Although mostly found in Eastern Washington, black widows have found their way to Western Washington, and have started nesting. The female black widow has the appearance we associate with black widows despite males not conforming to the look: a glossy black body, pronounced abdomen with the signature red hourglass. The black widow bite is notorious for being lethal for humans, and does produce a venom considered one of the most lethal naturally produced venoms; however, most humans with experience only some side effects, such as severe muscle pain, abdominal cramps, and muscle spasms, for three to seven days. The little spider cannot produce enough venom in its bite to inject a lethal dose for most humans, but may be able to inject a lethal dose for children, the elderly, and the infirm. Often black widows are not hostile, and only bite when they are back into a corner.
Hobo Spiders vary from ½” to 1 ¾” in body length, and are a dark brown with a chevron pattern on their abdomen pointing towards the spinnerets. The hobo spider is thought to have been introduced to the Washington area from Europe through commercial shipping sometime before the 1930’s. Initial interactions with the hobo spider were mistaken for brown recluse due to the similarity in appearance and venom, and it wasn’t until 1983 that the hobo spider was identified as the culprit.

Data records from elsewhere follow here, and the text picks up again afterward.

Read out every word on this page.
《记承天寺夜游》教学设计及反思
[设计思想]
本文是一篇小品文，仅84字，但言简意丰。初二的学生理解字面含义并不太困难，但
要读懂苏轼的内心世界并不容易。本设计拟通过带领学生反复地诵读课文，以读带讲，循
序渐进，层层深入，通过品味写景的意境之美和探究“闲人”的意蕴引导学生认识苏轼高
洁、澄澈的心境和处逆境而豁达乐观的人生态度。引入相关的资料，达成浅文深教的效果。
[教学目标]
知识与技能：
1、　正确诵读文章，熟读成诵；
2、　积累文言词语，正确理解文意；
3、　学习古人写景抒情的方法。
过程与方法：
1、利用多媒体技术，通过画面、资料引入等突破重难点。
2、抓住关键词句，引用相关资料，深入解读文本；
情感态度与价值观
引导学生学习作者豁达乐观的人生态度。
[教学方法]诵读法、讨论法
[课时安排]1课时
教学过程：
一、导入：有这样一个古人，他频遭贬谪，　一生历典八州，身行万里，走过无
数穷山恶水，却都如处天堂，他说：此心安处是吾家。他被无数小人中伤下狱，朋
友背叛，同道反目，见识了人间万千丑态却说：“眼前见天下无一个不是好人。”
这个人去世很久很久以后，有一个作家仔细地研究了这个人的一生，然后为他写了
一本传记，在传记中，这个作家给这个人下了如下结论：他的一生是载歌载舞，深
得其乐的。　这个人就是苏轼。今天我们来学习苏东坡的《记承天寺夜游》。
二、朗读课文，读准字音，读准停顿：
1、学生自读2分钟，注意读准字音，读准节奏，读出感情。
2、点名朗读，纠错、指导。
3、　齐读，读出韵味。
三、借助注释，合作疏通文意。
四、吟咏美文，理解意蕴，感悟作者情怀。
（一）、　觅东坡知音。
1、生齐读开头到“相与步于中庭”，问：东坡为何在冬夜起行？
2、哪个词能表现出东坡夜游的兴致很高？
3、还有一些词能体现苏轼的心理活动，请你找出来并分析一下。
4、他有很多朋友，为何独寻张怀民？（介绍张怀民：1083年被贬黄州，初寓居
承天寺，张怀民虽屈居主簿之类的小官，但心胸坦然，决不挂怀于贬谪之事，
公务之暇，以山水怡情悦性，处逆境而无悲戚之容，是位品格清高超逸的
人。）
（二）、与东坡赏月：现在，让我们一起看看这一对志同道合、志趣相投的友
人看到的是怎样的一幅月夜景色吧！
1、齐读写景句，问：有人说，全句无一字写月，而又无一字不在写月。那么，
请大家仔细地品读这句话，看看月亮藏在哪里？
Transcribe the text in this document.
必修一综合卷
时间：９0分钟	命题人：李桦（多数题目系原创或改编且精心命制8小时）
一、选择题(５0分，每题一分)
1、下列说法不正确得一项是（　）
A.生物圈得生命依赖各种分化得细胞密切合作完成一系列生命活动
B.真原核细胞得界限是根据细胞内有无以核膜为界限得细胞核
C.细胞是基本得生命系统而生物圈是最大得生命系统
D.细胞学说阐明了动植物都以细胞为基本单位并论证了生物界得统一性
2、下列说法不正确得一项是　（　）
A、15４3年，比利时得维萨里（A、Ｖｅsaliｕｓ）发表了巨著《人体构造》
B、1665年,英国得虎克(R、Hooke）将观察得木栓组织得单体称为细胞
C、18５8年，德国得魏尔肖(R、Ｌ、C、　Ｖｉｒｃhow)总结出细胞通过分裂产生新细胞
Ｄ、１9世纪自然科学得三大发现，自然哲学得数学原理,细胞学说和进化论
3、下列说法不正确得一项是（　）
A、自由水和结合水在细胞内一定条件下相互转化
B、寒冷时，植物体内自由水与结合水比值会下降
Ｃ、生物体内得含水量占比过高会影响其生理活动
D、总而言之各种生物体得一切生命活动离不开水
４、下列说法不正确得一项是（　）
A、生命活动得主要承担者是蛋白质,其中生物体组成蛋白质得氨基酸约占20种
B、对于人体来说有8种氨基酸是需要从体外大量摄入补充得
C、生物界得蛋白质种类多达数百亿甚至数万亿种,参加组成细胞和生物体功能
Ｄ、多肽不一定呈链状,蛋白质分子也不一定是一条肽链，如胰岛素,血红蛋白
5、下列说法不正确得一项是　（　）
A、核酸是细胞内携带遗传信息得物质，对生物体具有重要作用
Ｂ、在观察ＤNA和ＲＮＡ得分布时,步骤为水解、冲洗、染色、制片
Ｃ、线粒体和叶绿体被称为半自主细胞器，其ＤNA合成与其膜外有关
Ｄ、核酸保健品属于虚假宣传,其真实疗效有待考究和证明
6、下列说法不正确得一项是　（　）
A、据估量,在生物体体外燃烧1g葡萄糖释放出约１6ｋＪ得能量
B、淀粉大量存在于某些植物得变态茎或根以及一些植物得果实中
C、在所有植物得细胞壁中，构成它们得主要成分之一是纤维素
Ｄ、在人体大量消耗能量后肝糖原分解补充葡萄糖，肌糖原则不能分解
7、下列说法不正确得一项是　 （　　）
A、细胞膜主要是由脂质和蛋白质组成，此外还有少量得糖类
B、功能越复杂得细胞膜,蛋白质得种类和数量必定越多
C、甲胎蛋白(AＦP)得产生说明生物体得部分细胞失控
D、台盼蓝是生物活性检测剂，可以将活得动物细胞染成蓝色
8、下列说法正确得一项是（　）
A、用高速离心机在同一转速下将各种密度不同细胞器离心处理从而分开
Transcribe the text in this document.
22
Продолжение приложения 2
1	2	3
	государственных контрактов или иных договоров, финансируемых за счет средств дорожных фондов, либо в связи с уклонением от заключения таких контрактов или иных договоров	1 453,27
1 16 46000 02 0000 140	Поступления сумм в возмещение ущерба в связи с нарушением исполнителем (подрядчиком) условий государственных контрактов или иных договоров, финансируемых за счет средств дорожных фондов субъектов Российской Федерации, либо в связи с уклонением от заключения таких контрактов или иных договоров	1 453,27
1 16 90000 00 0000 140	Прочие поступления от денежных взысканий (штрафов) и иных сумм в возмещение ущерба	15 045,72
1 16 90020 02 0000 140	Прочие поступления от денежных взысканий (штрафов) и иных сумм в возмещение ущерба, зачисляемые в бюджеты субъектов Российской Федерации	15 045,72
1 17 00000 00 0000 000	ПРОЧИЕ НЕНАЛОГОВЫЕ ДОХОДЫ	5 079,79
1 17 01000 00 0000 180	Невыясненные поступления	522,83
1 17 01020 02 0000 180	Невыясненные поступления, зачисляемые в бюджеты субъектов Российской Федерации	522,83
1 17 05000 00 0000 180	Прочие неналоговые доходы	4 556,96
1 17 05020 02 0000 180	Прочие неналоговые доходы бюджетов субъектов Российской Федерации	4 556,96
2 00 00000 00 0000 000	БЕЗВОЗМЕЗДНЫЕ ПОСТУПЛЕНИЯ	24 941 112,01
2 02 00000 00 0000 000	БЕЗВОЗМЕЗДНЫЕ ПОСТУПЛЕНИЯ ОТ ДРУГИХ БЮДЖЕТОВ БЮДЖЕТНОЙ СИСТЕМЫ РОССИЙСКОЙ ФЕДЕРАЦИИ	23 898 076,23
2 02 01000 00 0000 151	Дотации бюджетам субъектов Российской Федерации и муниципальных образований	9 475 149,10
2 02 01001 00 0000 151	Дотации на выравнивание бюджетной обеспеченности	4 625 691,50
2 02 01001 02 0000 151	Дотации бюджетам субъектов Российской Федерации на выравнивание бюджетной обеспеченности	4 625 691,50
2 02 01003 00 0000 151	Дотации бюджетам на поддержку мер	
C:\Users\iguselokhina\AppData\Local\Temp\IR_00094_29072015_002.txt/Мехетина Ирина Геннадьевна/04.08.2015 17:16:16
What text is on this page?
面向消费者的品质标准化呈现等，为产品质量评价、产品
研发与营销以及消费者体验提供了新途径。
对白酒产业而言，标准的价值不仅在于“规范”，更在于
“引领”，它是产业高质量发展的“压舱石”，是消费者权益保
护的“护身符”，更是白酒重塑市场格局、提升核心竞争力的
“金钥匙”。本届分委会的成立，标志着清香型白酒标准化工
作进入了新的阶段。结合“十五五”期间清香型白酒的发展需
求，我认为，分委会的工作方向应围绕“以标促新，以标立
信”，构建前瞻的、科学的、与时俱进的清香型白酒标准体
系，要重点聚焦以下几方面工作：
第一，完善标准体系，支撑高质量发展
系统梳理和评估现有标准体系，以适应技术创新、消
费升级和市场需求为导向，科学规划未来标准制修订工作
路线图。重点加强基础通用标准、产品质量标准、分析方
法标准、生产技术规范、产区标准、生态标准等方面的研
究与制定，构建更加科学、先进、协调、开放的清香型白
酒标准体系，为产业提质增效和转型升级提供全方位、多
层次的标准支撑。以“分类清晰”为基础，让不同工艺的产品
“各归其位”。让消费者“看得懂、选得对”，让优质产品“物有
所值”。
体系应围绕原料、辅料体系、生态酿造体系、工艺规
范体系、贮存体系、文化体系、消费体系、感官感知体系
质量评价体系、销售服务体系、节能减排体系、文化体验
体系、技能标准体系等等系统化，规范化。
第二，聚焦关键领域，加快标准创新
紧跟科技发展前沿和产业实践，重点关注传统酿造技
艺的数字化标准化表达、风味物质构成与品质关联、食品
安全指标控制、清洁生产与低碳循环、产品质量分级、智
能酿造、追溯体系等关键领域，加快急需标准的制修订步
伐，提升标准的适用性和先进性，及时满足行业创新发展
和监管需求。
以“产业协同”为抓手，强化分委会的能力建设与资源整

The hobo spider are reputed to be aggressive, which is in fact because they have very poor eyesight and need to be ever-ready for any prey. Therefore, anything that moves is considered prey, be it human, animal, or insect. In half of the instances of a hobo spider bite, the spider will inject no venom, a dry bite, but when it does inject venom, it has the ability to produce necrotic lesions and systemic illness. A small bite can become a large wound as the venom slowly kills the flesh. Such a bite can take years to heal.
To safeguard against hobo spiders wear gloves when working in the yard, cleaning your basement, or reaching into dark areas. The hobo spiders do not often climb high on vertical surfaces, and create a distinct funnel shaped web near the ground.
The Pacific Northwest has many different kinds of spiders, however, other than the above, they are mostly harmless. Still it is best to always handle spiders as if they were poisonous.